We are developing Yb3+-doped CsPbX3 nanocrystals that can convert the energy from absorption of single blue photons into the energy of emission of pairs of near-infrared photons – quantum cutting. We are also developing a new and unique technology that partners such quantum-cutting materials with conventional luminescent solar concentrators (LSCs) to massively reduce thermalization losses in LSCs. Our so-called monolithic bilayer LSC is a unique technology that does not require complex wiring or current matching. Using a combination of experimental data and models, we predict that monolithic bilayer LSCs will improve the performance of best-in-class NC LSCs by at least 19%.

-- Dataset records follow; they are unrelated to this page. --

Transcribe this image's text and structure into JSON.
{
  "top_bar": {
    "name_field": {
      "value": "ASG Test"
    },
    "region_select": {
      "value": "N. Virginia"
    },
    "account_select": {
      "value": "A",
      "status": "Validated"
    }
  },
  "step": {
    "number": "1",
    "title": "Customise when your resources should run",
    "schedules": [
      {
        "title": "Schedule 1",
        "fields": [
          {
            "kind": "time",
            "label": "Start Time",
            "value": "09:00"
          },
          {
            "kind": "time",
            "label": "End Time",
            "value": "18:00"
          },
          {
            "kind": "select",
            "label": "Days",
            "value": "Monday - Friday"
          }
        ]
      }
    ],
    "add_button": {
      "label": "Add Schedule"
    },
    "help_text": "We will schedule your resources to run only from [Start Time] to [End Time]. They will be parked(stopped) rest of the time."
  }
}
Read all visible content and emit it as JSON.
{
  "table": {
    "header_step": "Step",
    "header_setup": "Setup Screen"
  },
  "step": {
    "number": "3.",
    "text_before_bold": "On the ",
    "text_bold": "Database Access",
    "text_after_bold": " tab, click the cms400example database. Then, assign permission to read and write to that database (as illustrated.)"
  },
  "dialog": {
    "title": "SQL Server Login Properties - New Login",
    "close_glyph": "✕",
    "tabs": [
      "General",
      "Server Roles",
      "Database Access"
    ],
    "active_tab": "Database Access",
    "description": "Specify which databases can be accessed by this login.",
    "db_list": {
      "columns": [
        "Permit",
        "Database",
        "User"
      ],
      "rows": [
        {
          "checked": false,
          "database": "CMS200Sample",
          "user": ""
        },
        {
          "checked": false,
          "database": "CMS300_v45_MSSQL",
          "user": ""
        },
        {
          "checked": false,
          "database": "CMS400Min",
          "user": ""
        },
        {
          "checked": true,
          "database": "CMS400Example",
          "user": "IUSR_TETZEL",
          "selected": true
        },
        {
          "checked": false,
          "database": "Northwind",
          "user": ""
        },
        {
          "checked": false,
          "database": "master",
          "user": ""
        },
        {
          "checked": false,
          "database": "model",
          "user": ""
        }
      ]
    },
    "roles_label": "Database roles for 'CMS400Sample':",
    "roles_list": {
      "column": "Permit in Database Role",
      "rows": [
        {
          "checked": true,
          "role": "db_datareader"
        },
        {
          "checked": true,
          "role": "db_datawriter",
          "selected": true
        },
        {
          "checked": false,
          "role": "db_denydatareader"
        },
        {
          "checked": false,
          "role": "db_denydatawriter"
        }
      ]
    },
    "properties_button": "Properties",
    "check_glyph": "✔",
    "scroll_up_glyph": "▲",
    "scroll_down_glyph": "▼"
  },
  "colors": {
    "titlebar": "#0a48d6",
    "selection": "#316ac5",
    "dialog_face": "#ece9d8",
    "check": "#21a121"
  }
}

Nanocrystal (NC) luminescent solar concentrators (LSCs) represent a promising clean-energy technology capable of concentrating direct and diffuse light to reduce the area of photovoltaic (PV) cells – which are energetically costly to manufacture – required to meet energy demands. We have been developing Yb3+-doped CsPbX3 (X = Cl, Br) perovskite NCs that efficiently convert single high-energy photons into pairs of low-energy photons, generating photoluminescence quantum yields approaching 200%. This process – known as quantum cutting – can improve LSC efficiencies by converting poorly used blue photons into near-infrared photons that are absorbed perfectly by silicon solar cells. These findings led to invention of a fundamentally new and simple monolithic bilayer LSC device structure that capitalizes on the unique properties of quantum-cutting Yb3+-doped CsPbX3 NCs.